Our pint-sized beer drinkers

If primary school children are arriving at their desks with hangovers, who’s to blame? Lackadaisical parents? Video nasties? No, teachers with no idea of how to have fun

Alcohol is not only good for the heart, it also aids mental stability. This news will further divide the medical profession.

Researchers in America have discovered an abnormally high incidence of depression among Jewish men compared with their gentile counterparts. Jews, it is well known, are abstemious people. Ergo, it is the lack of booze that renders them suicidal. So say the researchers. I’m not so sure.

It seems to me that drink has been randomly dragged into this equation. One might as well argue that Jewish men are depressed because they have Jewish mothers.

Even so, one should be grateful for any small encouragement to continue a lifelong flirtation with the bottle. The British Medical Association, however, is bound to be confused. How many units a week are required to induce an appropriate measure of mental tranquillity? Is that figure consistent with the quantity required to maintain a free-flowing pulmonary artery?

These are indeed difficult waters. For as drinkers will testify, it is often hard to determine the marginal unit that marks the divide between profound mental contentment and falling over.

In any case, the BMA might as well save its breath to cool its porridge. A survey by the Professional Association of Teachers shows that although school children “know tobacco and alcohol can be health risks”, they still indulge, some as young as eleven. Staff in ten per cent of primary schools and 70 per cent of secondaries reported problems with pupils arriving with hangovers.

Who can blame them? Huddled together for hours on end in small “child-centred” groups under the supposed guidance of a half-educated adult scruff with a grievance, the children of today must feel they deserve a few swift ones after hours, if for no other reason than to maintain their mental stability.
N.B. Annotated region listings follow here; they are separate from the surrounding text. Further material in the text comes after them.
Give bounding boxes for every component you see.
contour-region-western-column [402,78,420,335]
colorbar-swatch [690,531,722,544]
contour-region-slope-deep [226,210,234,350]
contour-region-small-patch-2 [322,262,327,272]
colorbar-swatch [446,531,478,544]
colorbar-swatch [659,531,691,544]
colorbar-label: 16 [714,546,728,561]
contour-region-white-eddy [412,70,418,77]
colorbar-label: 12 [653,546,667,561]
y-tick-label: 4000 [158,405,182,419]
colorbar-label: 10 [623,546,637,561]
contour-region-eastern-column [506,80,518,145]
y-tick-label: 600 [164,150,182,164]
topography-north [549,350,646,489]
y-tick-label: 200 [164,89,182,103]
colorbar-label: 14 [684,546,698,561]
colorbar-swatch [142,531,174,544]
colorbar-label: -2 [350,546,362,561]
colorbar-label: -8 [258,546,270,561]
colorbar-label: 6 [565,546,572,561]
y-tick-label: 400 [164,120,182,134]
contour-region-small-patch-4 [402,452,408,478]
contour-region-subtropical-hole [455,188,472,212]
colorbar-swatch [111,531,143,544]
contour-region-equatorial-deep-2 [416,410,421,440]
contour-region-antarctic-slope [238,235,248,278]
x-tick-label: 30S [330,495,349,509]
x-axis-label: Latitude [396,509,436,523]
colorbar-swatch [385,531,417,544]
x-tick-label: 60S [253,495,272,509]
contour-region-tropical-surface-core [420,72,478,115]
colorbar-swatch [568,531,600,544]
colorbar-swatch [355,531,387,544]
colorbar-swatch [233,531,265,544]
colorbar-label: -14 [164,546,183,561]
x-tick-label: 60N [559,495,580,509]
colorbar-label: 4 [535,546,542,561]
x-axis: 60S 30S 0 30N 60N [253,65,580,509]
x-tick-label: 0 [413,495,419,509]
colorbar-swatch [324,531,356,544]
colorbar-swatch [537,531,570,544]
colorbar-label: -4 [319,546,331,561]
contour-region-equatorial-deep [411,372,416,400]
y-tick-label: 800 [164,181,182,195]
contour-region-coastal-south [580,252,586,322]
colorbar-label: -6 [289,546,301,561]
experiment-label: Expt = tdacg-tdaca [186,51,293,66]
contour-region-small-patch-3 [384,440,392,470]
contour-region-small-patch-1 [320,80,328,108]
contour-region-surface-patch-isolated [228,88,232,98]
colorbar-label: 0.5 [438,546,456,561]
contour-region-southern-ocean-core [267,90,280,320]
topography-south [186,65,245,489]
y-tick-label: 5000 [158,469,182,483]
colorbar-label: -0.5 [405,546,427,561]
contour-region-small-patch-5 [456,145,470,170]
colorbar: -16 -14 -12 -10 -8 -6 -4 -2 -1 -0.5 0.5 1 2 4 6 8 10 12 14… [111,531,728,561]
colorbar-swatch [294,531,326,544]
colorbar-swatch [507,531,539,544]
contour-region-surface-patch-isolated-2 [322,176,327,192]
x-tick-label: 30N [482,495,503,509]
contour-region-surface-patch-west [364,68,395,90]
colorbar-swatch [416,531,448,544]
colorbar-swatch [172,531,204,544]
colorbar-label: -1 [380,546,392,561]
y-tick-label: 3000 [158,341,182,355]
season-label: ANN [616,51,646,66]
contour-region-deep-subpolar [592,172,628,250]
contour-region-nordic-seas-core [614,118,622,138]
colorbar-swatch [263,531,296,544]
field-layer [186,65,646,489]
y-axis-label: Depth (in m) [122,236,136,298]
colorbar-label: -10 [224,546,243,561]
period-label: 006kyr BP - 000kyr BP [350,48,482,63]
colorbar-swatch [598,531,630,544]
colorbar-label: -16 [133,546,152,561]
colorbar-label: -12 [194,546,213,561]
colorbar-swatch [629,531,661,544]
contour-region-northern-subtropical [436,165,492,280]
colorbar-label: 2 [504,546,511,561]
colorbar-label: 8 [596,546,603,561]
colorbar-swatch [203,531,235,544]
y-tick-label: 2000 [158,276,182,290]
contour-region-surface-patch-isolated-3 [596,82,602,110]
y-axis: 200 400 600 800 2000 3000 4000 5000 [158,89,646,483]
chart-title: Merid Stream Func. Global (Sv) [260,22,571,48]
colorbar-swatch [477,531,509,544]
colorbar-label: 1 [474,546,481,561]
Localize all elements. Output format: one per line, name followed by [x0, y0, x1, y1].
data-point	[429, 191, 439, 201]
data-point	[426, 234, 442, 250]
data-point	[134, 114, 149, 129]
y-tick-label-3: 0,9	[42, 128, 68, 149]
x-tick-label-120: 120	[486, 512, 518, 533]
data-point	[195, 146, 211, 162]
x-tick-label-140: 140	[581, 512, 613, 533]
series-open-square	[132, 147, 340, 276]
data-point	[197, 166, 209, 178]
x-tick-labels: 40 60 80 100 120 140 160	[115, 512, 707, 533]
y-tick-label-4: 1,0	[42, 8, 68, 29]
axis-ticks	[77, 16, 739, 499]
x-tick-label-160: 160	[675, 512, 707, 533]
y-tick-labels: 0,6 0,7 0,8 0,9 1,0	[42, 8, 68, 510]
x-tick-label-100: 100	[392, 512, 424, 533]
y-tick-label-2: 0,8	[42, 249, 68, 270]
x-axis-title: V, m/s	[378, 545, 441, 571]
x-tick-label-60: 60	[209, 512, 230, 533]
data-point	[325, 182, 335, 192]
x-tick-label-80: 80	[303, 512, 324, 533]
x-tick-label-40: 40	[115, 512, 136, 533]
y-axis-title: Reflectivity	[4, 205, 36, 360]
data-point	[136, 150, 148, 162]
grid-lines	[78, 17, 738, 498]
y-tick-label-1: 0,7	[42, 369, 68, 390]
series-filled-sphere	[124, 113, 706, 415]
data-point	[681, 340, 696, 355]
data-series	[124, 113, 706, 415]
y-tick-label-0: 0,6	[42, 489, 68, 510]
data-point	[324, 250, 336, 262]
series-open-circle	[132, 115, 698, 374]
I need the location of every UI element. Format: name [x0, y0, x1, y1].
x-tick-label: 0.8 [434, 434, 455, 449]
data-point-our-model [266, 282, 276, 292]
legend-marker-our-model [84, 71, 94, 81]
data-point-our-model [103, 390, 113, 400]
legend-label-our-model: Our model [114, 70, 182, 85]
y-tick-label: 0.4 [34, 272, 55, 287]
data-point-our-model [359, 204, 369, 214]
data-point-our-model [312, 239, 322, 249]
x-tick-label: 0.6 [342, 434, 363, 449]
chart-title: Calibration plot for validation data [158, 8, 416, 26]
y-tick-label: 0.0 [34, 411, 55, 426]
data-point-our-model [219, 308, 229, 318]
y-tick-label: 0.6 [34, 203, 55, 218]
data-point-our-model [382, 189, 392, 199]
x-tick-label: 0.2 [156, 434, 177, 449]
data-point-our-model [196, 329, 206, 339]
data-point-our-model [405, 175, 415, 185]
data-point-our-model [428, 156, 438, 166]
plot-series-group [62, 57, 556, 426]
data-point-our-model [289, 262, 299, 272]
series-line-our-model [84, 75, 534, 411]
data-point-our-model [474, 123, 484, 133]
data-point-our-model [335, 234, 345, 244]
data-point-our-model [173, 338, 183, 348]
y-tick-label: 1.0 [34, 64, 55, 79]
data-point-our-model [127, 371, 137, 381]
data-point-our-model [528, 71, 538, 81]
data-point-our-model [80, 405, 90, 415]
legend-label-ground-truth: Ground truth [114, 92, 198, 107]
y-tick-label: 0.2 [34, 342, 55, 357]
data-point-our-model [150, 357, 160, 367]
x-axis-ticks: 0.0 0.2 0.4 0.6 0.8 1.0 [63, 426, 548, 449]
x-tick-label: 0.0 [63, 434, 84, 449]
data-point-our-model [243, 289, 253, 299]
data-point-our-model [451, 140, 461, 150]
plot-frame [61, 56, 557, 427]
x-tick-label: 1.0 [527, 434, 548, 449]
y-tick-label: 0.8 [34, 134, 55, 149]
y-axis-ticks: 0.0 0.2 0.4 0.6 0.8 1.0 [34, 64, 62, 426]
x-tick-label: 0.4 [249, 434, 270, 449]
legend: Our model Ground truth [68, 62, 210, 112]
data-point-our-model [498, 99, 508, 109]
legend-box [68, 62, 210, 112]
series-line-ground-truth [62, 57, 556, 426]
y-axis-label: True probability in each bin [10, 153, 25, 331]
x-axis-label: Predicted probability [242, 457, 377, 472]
The Professional Teachers (a wonderfully oxymoronic title) propose a solution to the problem of child drinkers and smokers that is as predictable as it is foolish. They want ads for tobacco and alcoholic drinks to be banned within half a mile radius of all schools.

As if that would make a jot of difference, other than deprive advertisers of the legal freedom to promote their products. Anyone but a teacher knows that children experiment with substances through what the sociologists call peer pressure. No one advertises glue sniffing, but it still goes on.

How depressing to think that the education of children is in the hands of people whose horizons and understanding are confined by the dull orthodoxies of the polytechnic common room. Show them a social ill and they’ll show you a familiar litany running from Thatcherite greed to soulless capitalism.

Dr Anthony Malcolm, a hospital consultant, is surely nearer the mark when he attributes alcohol and drug abuse in young children to two factors: first, children are maturing physically at a younger age than ever before, and secondly, parental neglect “all too often because proper care would interfere with their [the parents’] trifling pleasures”.

Parental neglect, too, allows very young children to watch junk videos whose principal content is sex, violence and, of course, violent sex. Here again, experts are as divided as to the effect of such images on the infant mind as the doctors are on the beneficial effects of alcohol. Some, notably Michael Winner, insist that film is fantasy, people see it as such, and no harm is done. Others, such as the late President Nixon, ask why, if great art can elevate the human spirit, cannot pornography in all its forms drag it down.

Well, I have some important new evidence showing conclusively that film can indeed deprave and corrupt, and not only the young. Few people can have been more exposed to what the cinema has to offer than Alexander Walker, film critic of the London Evening Standard. Over a long career, he must have seen many thousands of hours of the gory, brutal, rape-filled rubbish that Hollywood emits from the smokestacks of its dream factories. And he has always eloquently spoken in defence of the excesses of self-expression that he daily witnesses.

Sadly, these repeated assaults on his sensibilities have not left him unaffected. He has become coarse and brutalised and, frankly, barmy. Writing in the Sunday Telegraph recently, he said: “Nowadays I strike back at people who refuse to stop smoking over me while I am eating. I have spat in their plates of food when it is their turn to eat.”

Sadly, in his afflicted state, he is the victim of a morbid obsession that cries out for clinical help. He confesses that the message on his answering machine at home says to all callers “Smoking is the slow way to suicide”.

Is this not the measure of an enfeebled brain? Every caller to Mr Walker’s home, regardless of his purpose in calling and heedless of his personal habits, which are in any case immaterial, is regaled with a sonorous homily on the evil of tobacco.

Who can say at what point in his career Mr Walker succumbed? Was it the millionth violent shooting, the thousandth sexual assault, or the umpteenth dismembered corpse that drove him to distraction? We shall never know. What is plain is that it is unwise to sit near him in a restaurant. At this stage in his decline it is smoking that prompts him to expectorate into others’ plates. But we know he persists in the habit that is his unhinging, and his condition is sure to deteriorate further.

Who can say that a chance remark from an adjoining table about, say, the pioneering techniques of Sergei Eisenstein, or the fast-moving creativity of Franco Zeffirelli, might not result in a well-directed gobbet into the speaker’s mangetout?